Documents filed last week in federal court in Jackson show U.S. District Judge Tom S. Lee threw out claims filed in January by AGT Capital LLC against M Street Investments Inc., which had tried to buy the vessel from bankruptcy. Terms of closing weren’t met and the boat was auctioned for scrap in April 2013. The casino’s adjacent hotel was purchased three months later by Vicksburg Hotel LLC.
AGT sued as an assignee and successor in interest to Alexandra Trust and Avondale Shipyards Inc., two minor investors in M Street. All three entities are based in Texas and headed by Richard Sterritt, a Texas businessman who served nearly three years in federal prison in the early 2000s for securities fraud, money laundering and filing false income tax returns.
The suit had said Great Southern Investment Group Inc., which had operated the gaming venue’s adjacent hotel, had no legal claim to the 117-room facility due to issues over how votes were taken in June 2012 to replace M Street’s corporate board. U.S. District Judge Tom S. Lee ruled the claim was baseless, citing multiple points of case law.
Nine groups and individual investors were named as defendants in the case. In March, Lee agreed with two of them that the court lacked personal jurisdiction over them because neither was as involved in the venture’s business dealings as Sterritt and his front companies alleged them to be.
Earlier this month, the Mulberry Street hotel reopened as Portofino Hotel, part of the Ascend Hotel brand of lodgings owned and operated by independent franchisees of Choice Hotels International Inc.
In an email, one of the defendants, Donald A. Bailey, a Texas venture capitalist, termed the suit “baseless” and praised the judge for his statements.
“This may not end his attacks on us but at least it’s a start,” Bailey said, referring to Sterritt. He continued, “It is simply unfair for Sterritt to pile on the hotel purchaser.”

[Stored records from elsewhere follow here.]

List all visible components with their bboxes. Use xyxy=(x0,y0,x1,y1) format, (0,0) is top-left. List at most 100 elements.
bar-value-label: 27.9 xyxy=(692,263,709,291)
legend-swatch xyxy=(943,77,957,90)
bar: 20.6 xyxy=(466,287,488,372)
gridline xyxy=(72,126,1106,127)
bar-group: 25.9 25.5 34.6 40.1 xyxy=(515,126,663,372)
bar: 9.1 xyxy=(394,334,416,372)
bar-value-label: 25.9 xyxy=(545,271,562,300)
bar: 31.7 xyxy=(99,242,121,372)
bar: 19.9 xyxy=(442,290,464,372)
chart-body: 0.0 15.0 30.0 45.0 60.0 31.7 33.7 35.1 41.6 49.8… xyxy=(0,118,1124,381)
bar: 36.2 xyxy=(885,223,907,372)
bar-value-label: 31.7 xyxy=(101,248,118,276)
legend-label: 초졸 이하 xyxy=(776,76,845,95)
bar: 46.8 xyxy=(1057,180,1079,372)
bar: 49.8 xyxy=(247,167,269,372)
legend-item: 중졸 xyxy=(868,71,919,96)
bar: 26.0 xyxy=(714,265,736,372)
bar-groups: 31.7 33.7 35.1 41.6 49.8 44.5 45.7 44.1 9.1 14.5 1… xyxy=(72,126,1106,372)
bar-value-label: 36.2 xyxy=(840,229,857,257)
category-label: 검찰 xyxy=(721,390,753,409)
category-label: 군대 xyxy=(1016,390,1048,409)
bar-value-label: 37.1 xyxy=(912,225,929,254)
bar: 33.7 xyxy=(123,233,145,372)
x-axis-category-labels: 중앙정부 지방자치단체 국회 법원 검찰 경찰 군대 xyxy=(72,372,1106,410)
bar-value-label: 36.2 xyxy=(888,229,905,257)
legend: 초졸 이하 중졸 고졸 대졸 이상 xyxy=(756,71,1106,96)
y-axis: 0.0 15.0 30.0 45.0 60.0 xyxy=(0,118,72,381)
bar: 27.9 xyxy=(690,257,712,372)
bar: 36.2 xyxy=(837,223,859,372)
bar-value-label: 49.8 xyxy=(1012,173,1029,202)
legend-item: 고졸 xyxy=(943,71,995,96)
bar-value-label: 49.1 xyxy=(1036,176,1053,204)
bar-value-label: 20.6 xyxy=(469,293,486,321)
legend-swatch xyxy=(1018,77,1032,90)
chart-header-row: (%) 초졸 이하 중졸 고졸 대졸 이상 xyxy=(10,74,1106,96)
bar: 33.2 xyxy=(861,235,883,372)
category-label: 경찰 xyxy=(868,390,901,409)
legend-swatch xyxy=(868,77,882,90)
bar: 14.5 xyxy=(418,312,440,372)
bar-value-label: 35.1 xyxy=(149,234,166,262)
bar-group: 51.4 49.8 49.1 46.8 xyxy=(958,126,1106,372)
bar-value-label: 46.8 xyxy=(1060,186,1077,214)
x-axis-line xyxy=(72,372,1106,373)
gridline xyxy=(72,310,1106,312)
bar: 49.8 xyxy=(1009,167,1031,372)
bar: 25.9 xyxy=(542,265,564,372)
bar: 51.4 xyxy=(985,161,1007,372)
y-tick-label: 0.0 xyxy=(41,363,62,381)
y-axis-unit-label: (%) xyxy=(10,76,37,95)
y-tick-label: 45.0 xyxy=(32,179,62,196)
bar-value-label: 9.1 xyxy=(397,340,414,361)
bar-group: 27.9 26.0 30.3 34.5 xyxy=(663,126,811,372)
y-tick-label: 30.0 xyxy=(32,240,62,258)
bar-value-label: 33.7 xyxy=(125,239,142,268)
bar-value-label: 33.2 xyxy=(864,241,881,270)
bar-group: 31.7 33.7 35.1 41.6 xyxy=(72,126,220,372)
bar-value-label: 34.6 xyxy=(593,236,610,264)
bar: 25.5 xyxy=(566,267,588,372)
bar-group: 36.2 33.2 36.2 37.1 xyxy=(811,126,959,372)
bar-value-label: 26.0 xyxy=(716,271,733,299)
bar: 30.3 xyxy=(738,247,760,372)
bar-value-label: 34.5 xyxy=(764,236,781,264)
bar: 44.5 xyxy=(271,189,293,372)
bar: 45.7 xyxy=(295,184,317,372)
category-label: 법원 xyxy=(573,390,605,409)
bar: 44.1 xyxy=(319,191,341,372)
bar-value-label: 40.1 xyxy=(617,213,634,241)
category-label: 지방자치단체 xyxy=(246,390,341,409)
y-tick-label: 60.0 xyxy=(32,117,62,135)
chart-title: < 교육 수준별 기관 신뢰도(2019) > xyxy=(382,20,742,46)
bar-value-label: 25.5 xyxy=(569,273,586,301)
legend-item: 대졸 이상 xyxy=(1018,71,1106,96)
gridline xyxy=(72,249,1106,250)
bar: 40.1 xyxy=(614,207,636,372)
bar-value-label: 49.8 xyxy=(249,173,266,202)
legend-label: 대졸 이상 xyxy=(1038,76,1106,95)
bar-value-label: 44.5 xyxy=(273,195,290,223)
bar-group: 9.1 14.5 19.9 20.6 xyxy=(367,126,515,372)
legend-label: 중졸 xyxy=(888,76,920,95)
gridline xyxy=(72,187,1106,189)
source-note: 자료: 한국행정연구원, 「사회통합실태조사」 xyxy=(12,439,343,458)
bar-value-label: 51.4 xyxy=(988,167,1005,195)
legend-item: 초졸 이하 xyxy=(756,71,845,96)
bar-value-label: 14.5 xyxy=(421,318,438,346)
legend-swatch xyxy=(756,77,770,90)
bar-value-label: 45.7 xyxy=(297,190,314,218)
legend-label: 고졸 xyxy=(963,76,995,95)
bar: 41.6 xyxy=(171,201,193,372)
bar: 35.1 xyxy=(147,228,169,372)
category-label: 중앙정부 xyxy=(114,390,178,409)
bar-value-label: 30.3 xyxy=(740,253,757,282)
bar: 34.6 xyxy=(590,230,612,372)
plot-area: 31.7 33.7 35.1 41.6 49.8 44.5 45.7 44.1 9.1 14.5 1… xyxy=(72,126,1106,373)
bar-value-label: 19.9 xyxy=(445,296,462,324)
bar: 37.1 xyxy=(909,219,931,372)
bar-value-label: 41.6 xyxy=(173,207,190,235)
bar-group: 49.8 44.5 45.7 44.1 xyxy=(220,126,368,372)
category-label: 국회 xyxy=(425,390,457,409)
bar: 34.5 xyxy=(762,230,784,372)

In a related case, the hotel’s new owners have asked U.S. District Judge Henry T. Wingate to order removal of a lis pendens Avondale filed on the hotel property in October. A trial date has been set in that matter for Feb. 17, 2015. Briefs filed this week showed AGT and Sterritt’s trust entity have countersued the hotel owners. The Texas groups claimed their involvement in the now-dismissed federal case caused them to miss certain filing deadlines in the lien case.